L'Europe est sans aucun doute un autre facteur majeur de nos vies, porteur de graves défis. Nous avons tous ressenti l'indignation et l'horreur face aux atrocités qui ont coûté la vie à nos compatriotes, aux crimes commis à Paris et ailleurs dans le monde, véritables attaques contre notre modèle de coexistence et les valeurs humaines les plus fondamentales. Et nous avons tous été touchés par la tragédie des réfugiés arrivant à nos frontières fuyant la guerre, ou des migrants fuyant des vies marquées par la pauvreté.
Pour relever ces défis, et bien d'autres encore, comme la lutte contre le changement climatique, la voix de l'Espagne doit être entendue au sein de l'Union européenne et des institutions internationales sur toutes les questions touchant à nos convictions et à nos intérêts vitaux. Car le monde d'aujourd'hui exige des nations fortes, responsables, unies, solidaires et fidèles à leurs engagements envers leurs partenaires et alliés, ainsi qu'envers la communauté internationale dans son ensemble.

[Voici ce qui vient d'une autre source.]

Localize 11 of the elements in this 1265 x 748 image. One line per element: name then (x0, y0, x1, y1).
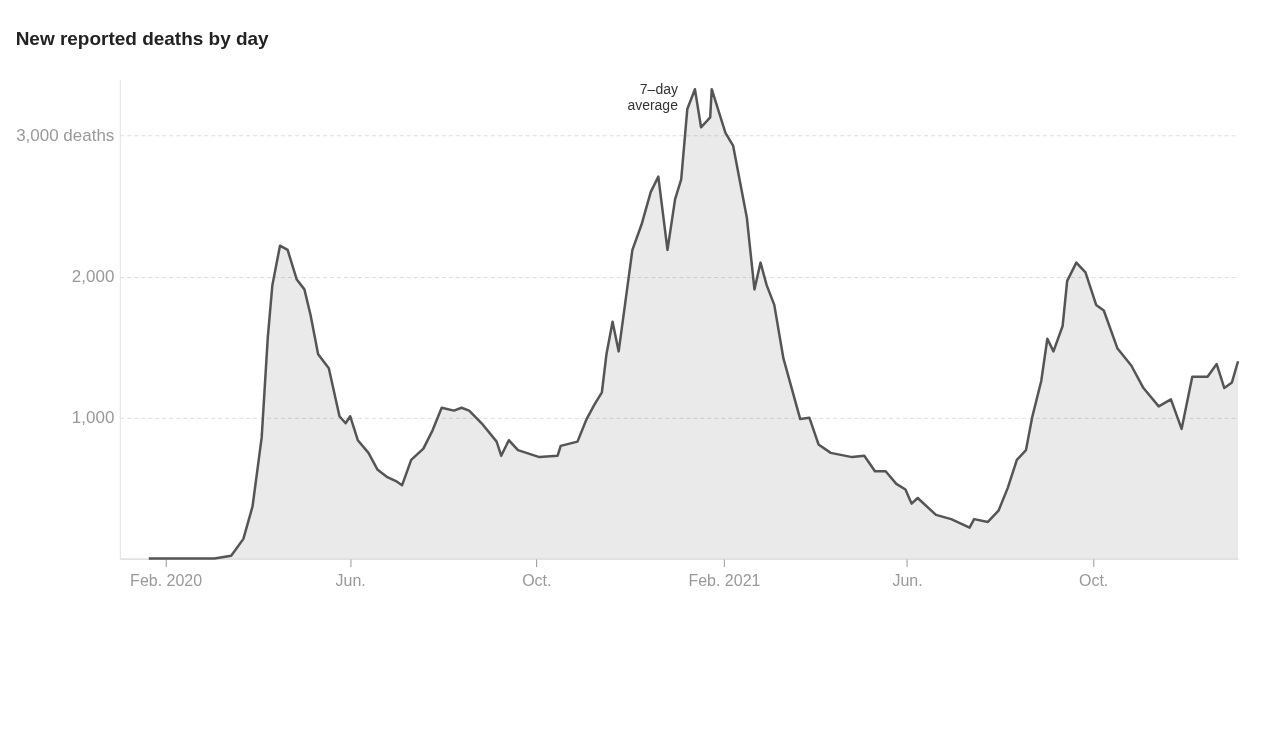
y-tick-label: 2,000 (71, 267, 115, 287)
annotation: 7–day average (627, 81, 679, 114)
x-tick-label: Feb. 2021 (688, 572, 761, 590)
x-tick-label: Jun. (892, 572, 923, 590)
x-tick-label: Feb. 2020 (130, 572, 203, 590)
y-tick-label: 3,000 deaths (16, 126, 115, 146)
x-tick-label: Jun. (335, 572, 366, 590)
chart-title: New reported deaths by day (15, 28, 270, 50)
x-tick-label: Oct. (522, 572, 552, 590)
y-tick-label: 1,000 (71, 408, 115, 428)
x-tick-label: Oct. (1078, 572, 1109, 590)
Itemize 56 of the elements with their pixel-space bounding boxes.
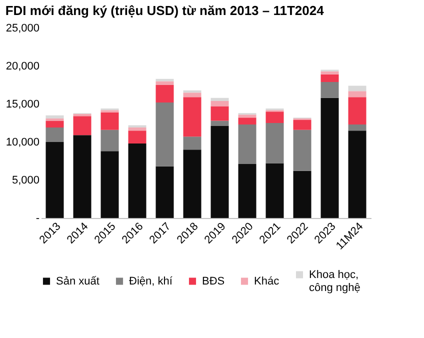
bar — [156, 102, 174, 166]
bar — [100, 112, 119, 130]
bar — [348, 86, 366, 92]
y-tick-label: 10,000 — [6, 136, 40, 148]
legend-label: Khác — [254, 275, 280, 288]
bar — [348, 97, 366, 125]
bar — [46, 128, 64, 142]
bar — [100, 130, 119, 152]
bar — [210, 100, 229, 106]
legend-label: Khoa học, công nghệ — [309, 268, 360, 294]
bar — [293, 170, 312, 218]
bar — [128, 130, 146, 144]
bar — [183, 150, 202, 218]
bar — [183, 136, 202, 150]
bar — [73, 135, 92, 218]
bar — [266, 112, 284, 123]
bar — [156, 85, 174, 102]
bar — [128, 128, 146, 131]
bar — [348, 130, 366, 218]
y-tick-label: 5,000 — [12, 174, 40, 186]
bar — [156, 81, 174, 85]
bar — [46, 142, 64, 218]
bar — [320, 74, 339, 82]
bar — [73, 116, 92, 136]
bar — [238, 118, 256, 125]
y-tick-label: 15,000 — [6, 98, 40, 110]
bar — [183, 92, 202, 98]
bar — [238, 114, 256, 118]
bar — [210, 98, 229, 101]
bar — [293, 120, 312, 130]
bar — [348, 91, 366, 98]
bar — [320, 98, 339, 218]
bar — [210, 120, 229, 126]
bar — [210, 126, 229, 218]
y-tick-label: 20,000 — [6, 60, 40, 72]
bar — [100, 151, 119, 218]
bar — [210, 106, 229, 121]
bar — [348, 124, 366, 131]
bar — [238, 124, 256, 164]
legend-label: Điện, khí — [129, 275, 174, 288]
bar — [156, 166, 174, 218]
bar — [238, 164, 256, 218]
bar — [293, 130, 312, 171]
bar — [320, 82, 339, 98]
bar — [46, 115, 64, 118]
bar — [266, 123, 284, 164]
bar — [46, 120, 64, 128]
y-tick-label: - — [36, 212, 40, 224]
legend-label: BĐS — [202, 275, 225, 288]
bar — [183, 97, 202, 137]
y-tick-label: 25,000 — [6, 22, 40, 34]
bar — [320, 71, 339, 74]
legend-label: Sản xuất — [56, 275, 100, 288]
bar — [266, 163, 284, 218]
bar — [128, 144, 146, 218]
chart-title: FDI mới đăng ký (triệu USD) từ năm 2013 – 11T2024 — [5, 3, 325, 18]
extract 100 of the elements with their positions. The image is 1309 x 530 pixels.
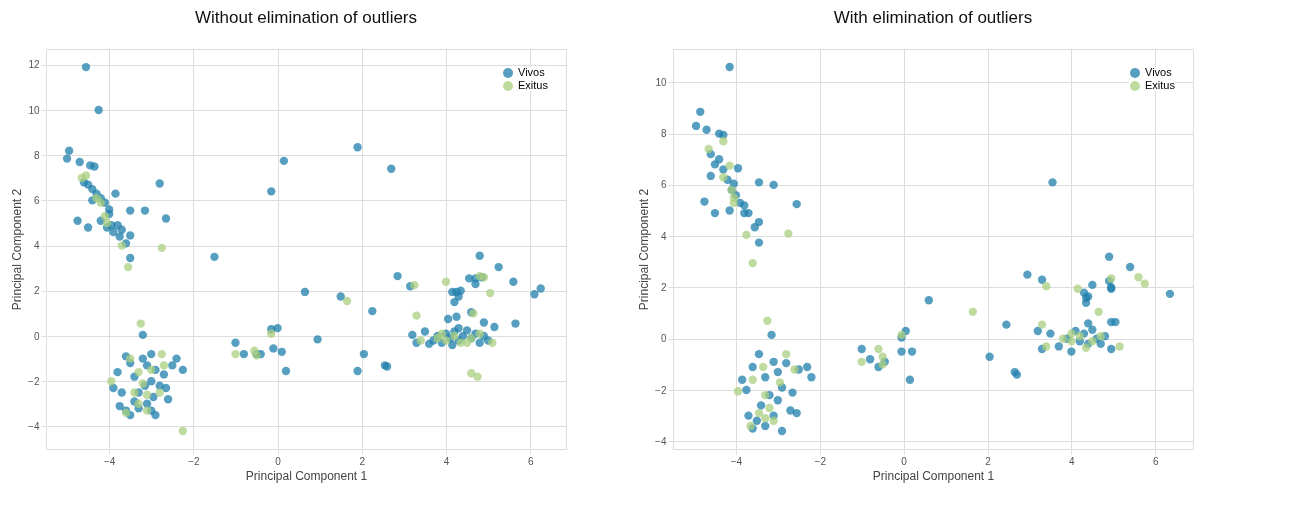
- chart-title: With elimination of outliers: [833, 8, 1033, 27]
- point: [725, 161, 734, 170]
- y-tick-label: 6: [33, 194, 40, 206]
- point: [107, 377, 116, 386]
- point: [96, 198, 105, 207]
- point: [761, 390, 770, 400]
- x-tick-label: 4: [1069, 455, 1076, 467]
- point: [342, 296, 352, 306]
- x-tick-label: −4: [103, 455, 116, 467]
- point: [765, 403, 774, 413]
- point: [748, 258, 757, 268]
- point: [467, 369, 476, 378]
- point: [763, 316, 772, 325]
- point: [142, 390, 152, 399]
- legend-label: Vivos: [518, 66, 546, 78]
- y-tick-label: 2: [33, 285, 40, 297]
- x-tick-label: 6: [527, 455, 534, 467]
- point: [1094, 307, 1103, 316]
- point: [130, 388, 139, 397]
- y-tick-label: 4: [660, 230, 667, 242]
- point: [790, 365, 799, 374]
- point: [1134, 273, 1143, 282]
- x-tick-label: 6: [1152, 455, 1159, 467]
- point: [704, 144, 713, 154]
- y-tick-label: −4: [655, 435, 667, 447]
- y-tick-label: 8: [33, 149, 40, 161]
- x-tick-label: 2: [359, 455, 366, 467]
- y-axis-title: Principal Component 2: [637, 188, 652, 311]
- point: [1042, 282, 1051, 291]
- y-tick-label: 8: [660, 128, 667, 140]
- point: [475, 329, 484, 338]
- legend-label: Exitus: [1145, 79, 1176, 91]
- point: [117, 241, 126, 250]
- y-axis-title: Principal Component 2: [10, 188, 25, 311]
- point: [1073, 284, 1082, 293]
- y-tick-label: 2: [660, 281, 667, 293]
- point: [719, 137, 728, 146]
- point: [742, 230, 751, 240]
- point: [1075, 332, 1084, 341]
- x-tick-label: 4: [443, 455, 450, 467]
- point: [1042, 342, 1051, 351]
- point: [410, 280, 419, 290]
- y-tick-label: 6: [660, 179, 667, 191]
- y-tick-label: 0: [660, 333, 667, 345]
- point: [488, 338, 497, 347]
- x-axis-title: Principal Component 1: [872, 468, 995, 483]
- point: [157, 349, 166, 359]
- point: [719, 173, 728, 182]
- point: [758, 362, 768, 372]
- y-tick-label: −4: [28, 420, 40, 432]
- y-tick-label: −2: [28, 375, 40, 387]
- point: [450, 331, 459, 341]
- point: [1088, 337, 1097, 346]
- point: [1140, 279, 1149, 288]
- x-tick-label: −2: [188, 455, 201, 467]
- point: [1037, 320, 1047, 329]
- y-tick-label: 0: [33, 330, 40, 342]
- point: [1067, 337, 1076, 346]
- point: [857, 357, 866, 366]
- point: [775, 378, 785, 387]
- point: [754, 408, 764, 418]
- point: [134, 367, 143, 377]
- point: [729, 198, 738, 208]
- point: [748, 375, 757, 384]
- point: [155, 388, 164, 397]
- y-tick-label: 12: [28, 59, 40, 71]
- point: [782, 349, 791, 359]
- point: [134, 399, 143, 408]
- point: [416, 336, 425, 345]
- x-tick-label: −2: [814, 455, 827, 467]
- point: [1081, 343, 1091, 352]
- point: [123, 262, 133, 272]
- x-tick-label: 2: [985, 455, 992, 467]
- point: [784, 229, 793, 238]
- x-tick-label: −4: [730, 455, 743, 467]
- legend-label: Vivos: [1145, 66, 1173, 78]
- point: [412, 311, 421, 320]
- point: [1058, 334, 1068, 343]
- chart-title: Without elimination of outliers: [194, 8, 418, 27]
- point: [1115, 342, 1124, 351]
- y-tick-label: −2: [655, 384, 667, 396]
- point: [733, 387, 743, 396]
- legend-label: Exitus: [518, 79, 549, 91]
- point: [126, 354, 135, 363]
- point: [761, 414, 770, 423]
- point: [486, 288, 495, 298]
- point: [231, 349, 240, 359]
- point: [100, 212, 110, 221]
- y-tick-label: 10: [28, 104, 40, 116]
- point: [769, 416, 778, 425]
- y-tick-label: 4: [33, 240, 40, 252]
- x-tick-label: 0: [901, 455, 908, 467]
- y-tick-label: 10: [655, 76, 667, 88]
- point: [437, 329, 446, 338]
- x-tick-label: 0: [275, 455, 282, 467]
- point: [102, 218, 112, 228]
- point: [159, 361, 169, 370]
- point: [968, 307, 978, 316]
- point: [178, 426, 188, 436]
- point: [1096, 332, 1105, 341]
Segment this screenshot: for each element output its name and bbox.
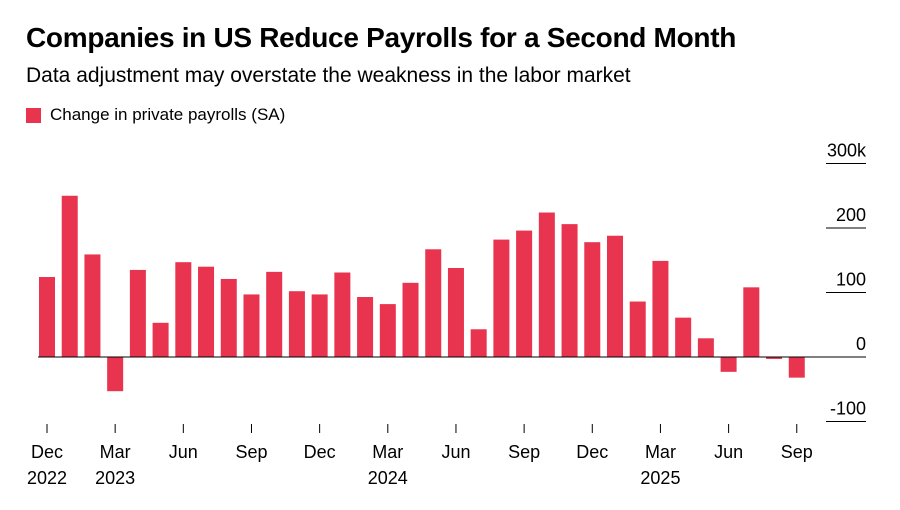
x-tick-label-month: Mar — [645, 442, 676, 462]
bar: Mar 2023 — [107, 357, 124, 392]
x-tick-label-month: Dec — [576, 442, 608, 462]
chart-title: Companies in US Reduce Payrolls for a Se… — [26, 22, 737, 53]
bar: Sep 2025 — [788, 357, 805, 378]
bar: Sep 2024 — [516, 230, 533, 357]
bar: May 2024 — [425, 249, 442, 357]
bar: Jan 2023 — [61, 195, 78, 357]
y-tick-label: 0 — [856, 334, 866, 354]
bar: Dec 2022 — [39, 277, 55, 357]
bar: Dec 2023 — [311, 294, 328, 357]
x-tick-label-month: Sep — [235, 442, 267, 462]
bar: Jun 2025 — [720, 357, 737, 372]
x-tick-label-year: 2025 — [640, 468, 680, 488]
bar: Jul 2025 — [743, 287, 760, 357]
bar: Apr 2023 — [129, 269, 146, 357]
bar: Aug 2023 — [220, 278, 237, 357]
bar: Jan 2024 — [334, 272, 351, 357]
x-tick-label-year: 2024 — [368, 468, 408, 488]
bar: Aug 2024 — [493, 239, 510, 357]
bar: Jul 2023 — [198, 266, 215, 357]
bar: Nov 2024 — [561, 224, 578, 357]
y-tick-labels: 300k 200 100 0 -100 — [827, 141, 867, 419]
x-tick-labels: Dec 2022 Mar 2023 Jun Sep Dec Mar 2024 Jun Sep Dec M… — [27, 442, 813, 488]
x-tick-label-month: Dec — [31, 442, 63, 462]
bar: Jan 2025 — [607, 235, 623, 357]
bar: May 2025 — [697, 338, 714, 357]
bar: Apr 2024 — [402, 282, 419, 357]
bar: Apr 2025 — [675, 317, 692, 357]
bar: May 2023 — [152, 322, 169, 357]
legend-label: Change in private payrolls (SA) — [50, 105, 286, 124]
x-tick-label-year: 2022 — [27, 468, 67, 488]
legend-swatch — [26, 107, 41, 123]
x-tick-label-year: 2023 — [95, 468, 135, 488]
y-tick-label: 100 — [836, 270, 866, 290]
chart-legend: Change in private payrolls (SA) — [26, 105, 285, 125]
x-ticks — [46, 424, 798, 433]
x-tick-label-month: Jun — [169, 442, 198, 462]
y-tick-label: -100 — [830, 399, 866, 419]
y-tick-label: 200 — [836, 205, 866, 225]
bar: Oct 2024 — [538, 212, 555, 357]
bar: Aug 2025 — [766, 357, 783, 359]
bar: Jun 2024 — [447, 267, 464, 357]
bar: Mar 2024 — [379, 304, 396, 357]
chart-subtitle: Data adjustment may overstate the weakne… — [26, 64, 631, 87]
x-tick-label-month: Mar — [372, 442, 403, 462]
bar: Nov 2023 — [288, 291, 305, 357]
x-tick-label-month: Mar — [100, 442, 131, 462]
x-tick-label-month: Jun — [714, 442, 743, 462]
bar: Jul 2024 — [470, 329, 487, 357]
x-tick-label-month: Jun — [441, 442, 470, 462]
bar: Feb 2023 — [84, 254, 101, 357]
x-tick-label-month: Dec — [304, 442, 336, 462]
bar: Jun 2023 — [175, 262, 192, 357]
bars: Dec 2022 Jan 2023 Feb 2023 Mar 2023 Apr 2023… — [39, 195, 805, 392]
x-tick-label-month: Sep — [508, 442, 540, 462]
x-tick-label-month: Sep — [781, 442, 813, 462]
bar: Feb 2025 — [629, 301, 646, 357]
bar: Feb 2024 — [357, 297, 374, 357]
bar: Sep 2023 — [243, 294, 260, 357]
bar: Oct 2023 — [266, 271, 283, 357]
bar: Dec 2024 — [584, 242, 601, 357]
bar: Mar 2025 — [652, 260, 669, 357]
y-gridlines — [826, 163, 866, 422]
y-tick-label: 300k — [827, 141, 867, 161]
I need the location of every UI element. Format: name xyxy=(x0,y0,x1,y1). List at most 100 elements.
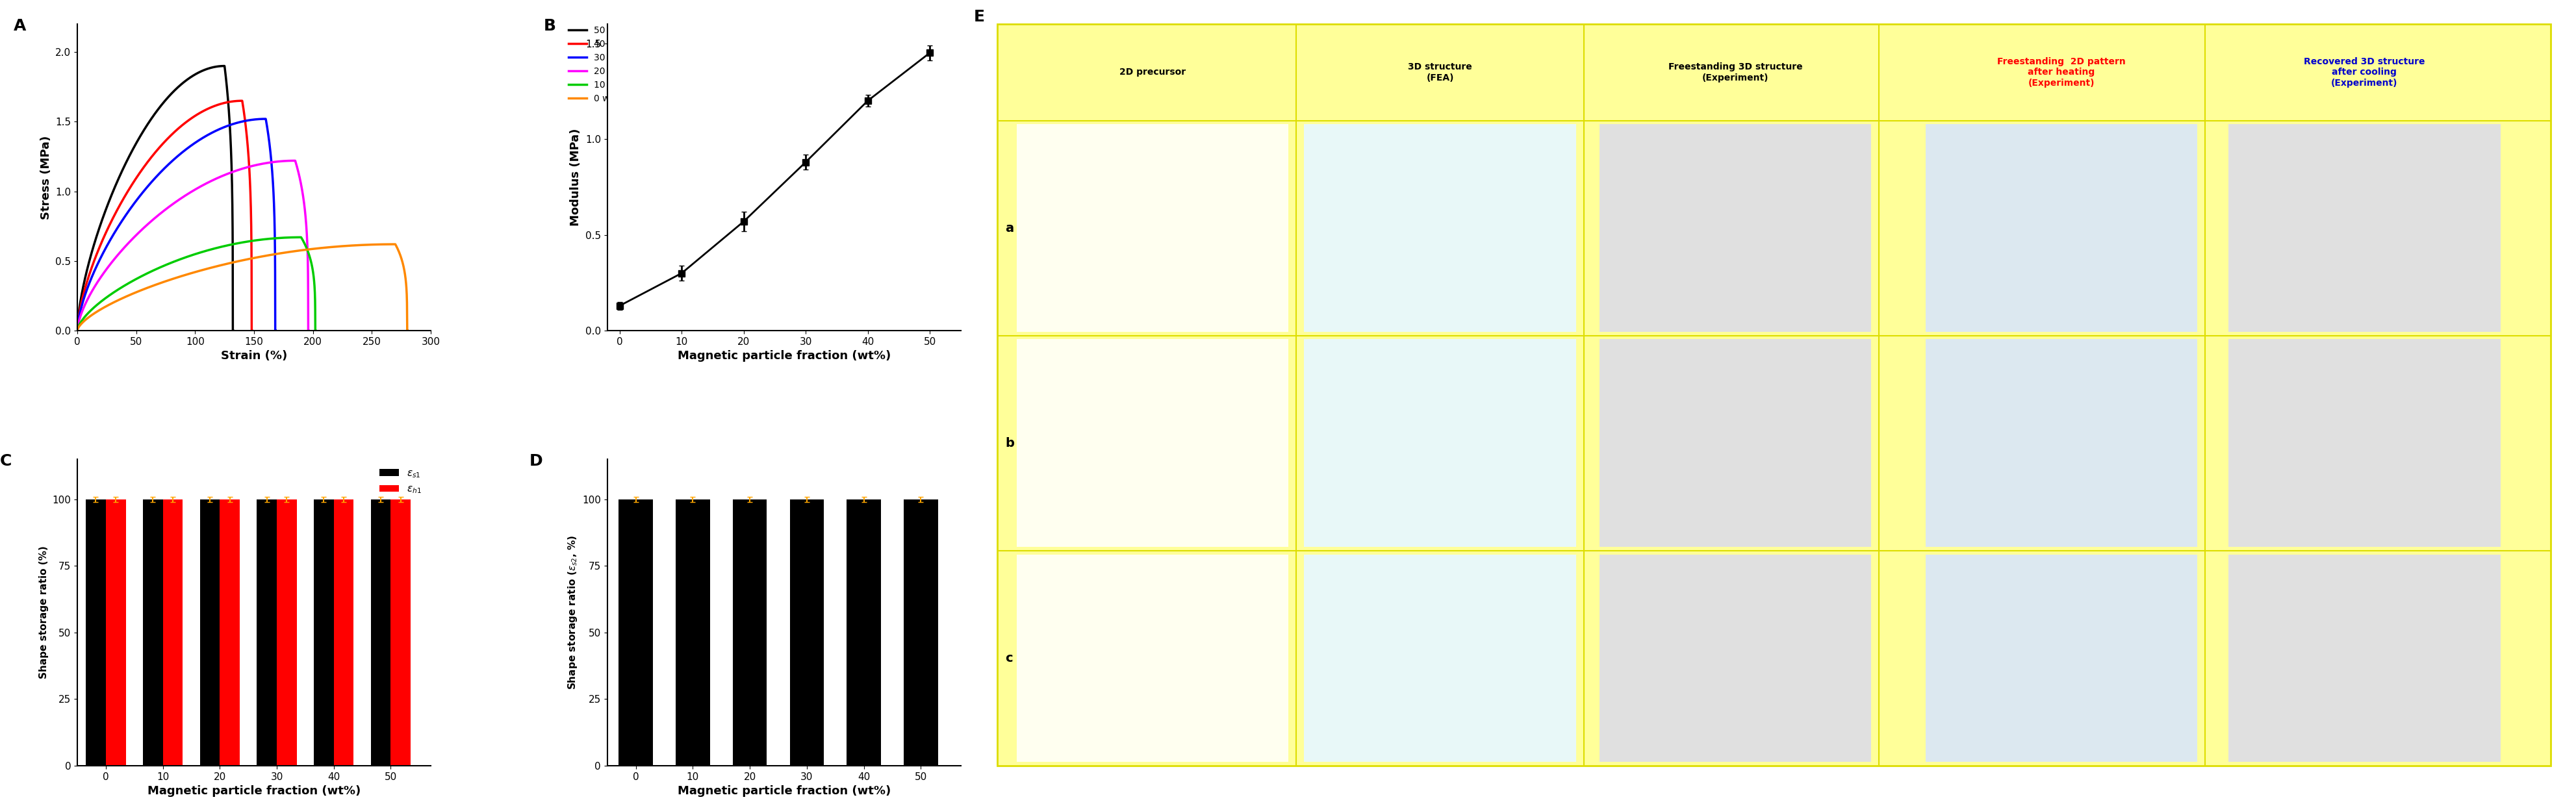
0 wt% xyxy=(137,281,167,291)
20 wt% xyxy=(131,222,162,231)
0 wt% xyxy=(381,240,412,250)
Bar xyxy=(85,499,106,766)
40 wt% xyxy=(211,98,242,107)
0 wt% xyxy=(100,297,131,306)
Text: D: D xyxy=(531,453,544,469)
FancyBboxPatch shape xyxy=(1600,555,1870,762)
Text: C: C xyxy=(0,453,10,469)
10 wt% xyxy=(232,237,263,247)
20 wt% xyxy=(294,326,325,335)
20 wt% xyxy=(250,158,281,168)
30 wt% xyxy=(67,298,98,308)
20 wt% xyxy=(62,326,93,335)
Text: c: c xyxy=(1005,652,1012,664)
Text: Recovered 3D structure
after cooling
(Experiment): Recovered 3D structure after cooling (Ex… xyxy=(2303,57,2424,87)
20 wt% xyxy=(188,180,219,189)
FancyBboxPatch shape xyxy=(997,24,2550,766)
FancyBboxPatch shape xyxy=(2228,555,2499,762)
Legend: 50 wt%, 40 wt%, 30 wt%, 20 wt%, 10 wt%, 0 wt%: 50 wt%, 40 wt%, 30 wt%, 20 wt%, 10 wt%, … xyxy=(564,23,631,107)
Y-axis label: Shape storage ratio ($\varepsilon_{s2}$, %): Shape storage ratio ($\varepsilon_{s2}$,… xyxy=(567,535,580,690)
Bar xyxy=(371,499,392,766)
30 wt% xyxy=(237,114,268,124)
Bar xyxy=(618,499,652,766)
Bar xyxy=(335,499,353,766)
Y-axis label: Stress (MPa): Stress (MPa) xyxy=(41,135,52,219)
40 wt% xyxy=(211,98,242,107)
0 wt% xyxy=(62,326,93,335)
0 wt% xyxy=(170,270,201,280)
50 wt% xyxy=(62,326,93,335)
Y-axis label: Modulus (MPa): Modulus (MPa) xyxy=(569,128,582,226)
Bar xyxy=(904,499,938,766)
Bar xyxy=(142,499,162,766)
20 wt% xyxy=(242,160,273,169)
50 wt% xyxy=(147,98,178,108)
FancyBboxPatch shape xyxy=(1924,339,2197,547)
10 wt% xyxy=(296,261,327,271)
40 wt% xyxy=(142,144,173,154)
X-axis label: Magnetic particle fraction (wt%): Magnetic particle fraction (wt%) xyxy=(677,351,891,362)
20 wt% xyxy=(103,248,134,258)
10 wt% xyxy=(286,232,317,242)
50 wt% xyxy=(209,61,240,71)
40 wt% xyxy=(95,218,126,228)
50 wt% xyxy=(216,326,247,335)
FancyBboxPatch shape xyxy=(1924,555,2197,762)
X-axis label: Strain (%): Strain (%) xyxy=(222,351,286,362)
Bar xyxy=(276,499,296,766)
Bar xyxy=(392,499,410,766)
Bar xyxy=(258,499,276,766)
10 wt% xyxy=(62,326,93,335)
Bar xyxy=(219,499,240,766)
Text: Freestanding  2D pattern
after heating
(Experiment): Freestanding 2D pattern after heating (E… xyxy=(1996,57,2125,87)
Bar xyxy=(314,499,335,766)
40 wt% xyxy=(160,127,191,137)
50 wt% xyxy=(178,71,209,81)
FancyBboxPatch shape xyxy=(1600,339,1870,547)
FancyBboxPatch shape xyxy=(1018,124,1288,332)
FancyBboxPatch shape xyxy=(1924,124,2197,332)
30 wt% xyxy=(108,214,139,223)
0 wt% xyxy=(206,260,237,270)
Bar xyxy=(162,499,183,766)
FancyBboxPatch shape xyxy=(1303,339,1577,547)
Text: B: B xyxy=(544,18,556,34)
Text: 3D structure
(FEA): 3D structure (FEA) xyxy=(1406,63,1471,82)
0 wt% xyxy=(88,303,118,313)
Text: a: a xyxy=(1005,222,1012,235)
FancyBboxPatch shape xyxy=(2228,124,2499,332)
FancyBboxPatch shape xyxy=(1303,555,1577,762)
Legend: $\varepsilon_{s1}$, $\varepsilon_{h1}$: $\varepsilon_{s1}$, $\varepsilon_{h1}$ xyxy=(376,464,425,499)
50 wt% xyxy=(72,261,103,271)
Bar xyxy=(732,499,768,766)
Line: 20 wt%: 20 wt% xyxy=(77,160,309,330)
30 wt% xyxy=(67,301,98,310)
Text: A: A xyxy=(13,18,26,34)
FancyBboxPatch shape xyxy=(1600,124,1870,332)
20 wt% xyxy=(196,177,227,186)
40 wt% xyxy=(90,229,121,239)
X-axis label: Magnetic particle fraction (wt%): Magnetic particle fraction (wt%) xyxy=(677,785,891,797)
10 wt% xyxy=(155,259,185,268)
FancyBboxPatch shape xyxy=(1303,124,1577,332)
Bar xyxy=(106,499,126,766)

Enfin, avant de vous dire bonsoir, je tiens à vous dire, en toute conviction, que nous, Espagnols d'aujourd'hui, devons continuer à écrire l'histoire de notre temps, et nous le ferons comme nous l'avons déjà démontré : en incluant tout le monde – hommes et femmes, jeunes et vieux, nés ici ou venus de l'étranger ; tous ensemble, unissant nos forces, sans laisser personne de côté. Nous devons regarder vers l'avenir, car le monde d'aujourd'hui n'attendra pas ceux qui se contentent de regarder en arrière. Nous devons rejeter la confrontation et la rancune, et remplacer l'égoïsme par la générosité, le pessimisme par l'espoir et la difficulté par la solidarité.
Nous devons avoir foi et croire en notre pays. L'Espagne possède une résistance face à l'adversité, une capacité à surmonter les obstacles et une force intérieure bien plus grandes qu'on ne le pense parfois.
La force de l'Espagne réside en nous ; elle réside dans notre courage, notre caractère et nos talents. Et bien sûr, elle réside aussi dans notre façon de vivre et notre compréhension de la vie. Les Espagnols n'ont jamais baissé les bras face aux difficultés, aussi grandes soient-elles, et nous les avons toujours surmontées.
Et nous savons aussi que nous devons continuer à avancer avec la volonté de coopération et l’esprit de solidarité dont j’ai parlé auparavant ; avec le dialogue et l’engagement, avec le sens du devoir et de la responsabilité ; en ressentant et en vivant, chacun de nous, chaque jour, l’engagement éthique qui fait la grandeur d’un peuple ; en unissant nos cœurs, car il y a des décennies, le peuple espagnol a décidé, une fois pour toutes, de tendre la main et non de lui tourner le dos.
Faisons-le avec toute la force et la confiance d'un peuple justement fier de ce que nous avons accompli ensemble, et surtout, de ce que nous accomplirons ensemble. Forts de ce sentiment, de cette confiance en notre avenir – l'avenir de l'Espagne en lequel je crois.
Je vous souhaite à tous un joyeux Noël : Feliz Navidad, Eguberri on, Bon Nadal, Boas Festas et une nouvelle année prospère en 2016.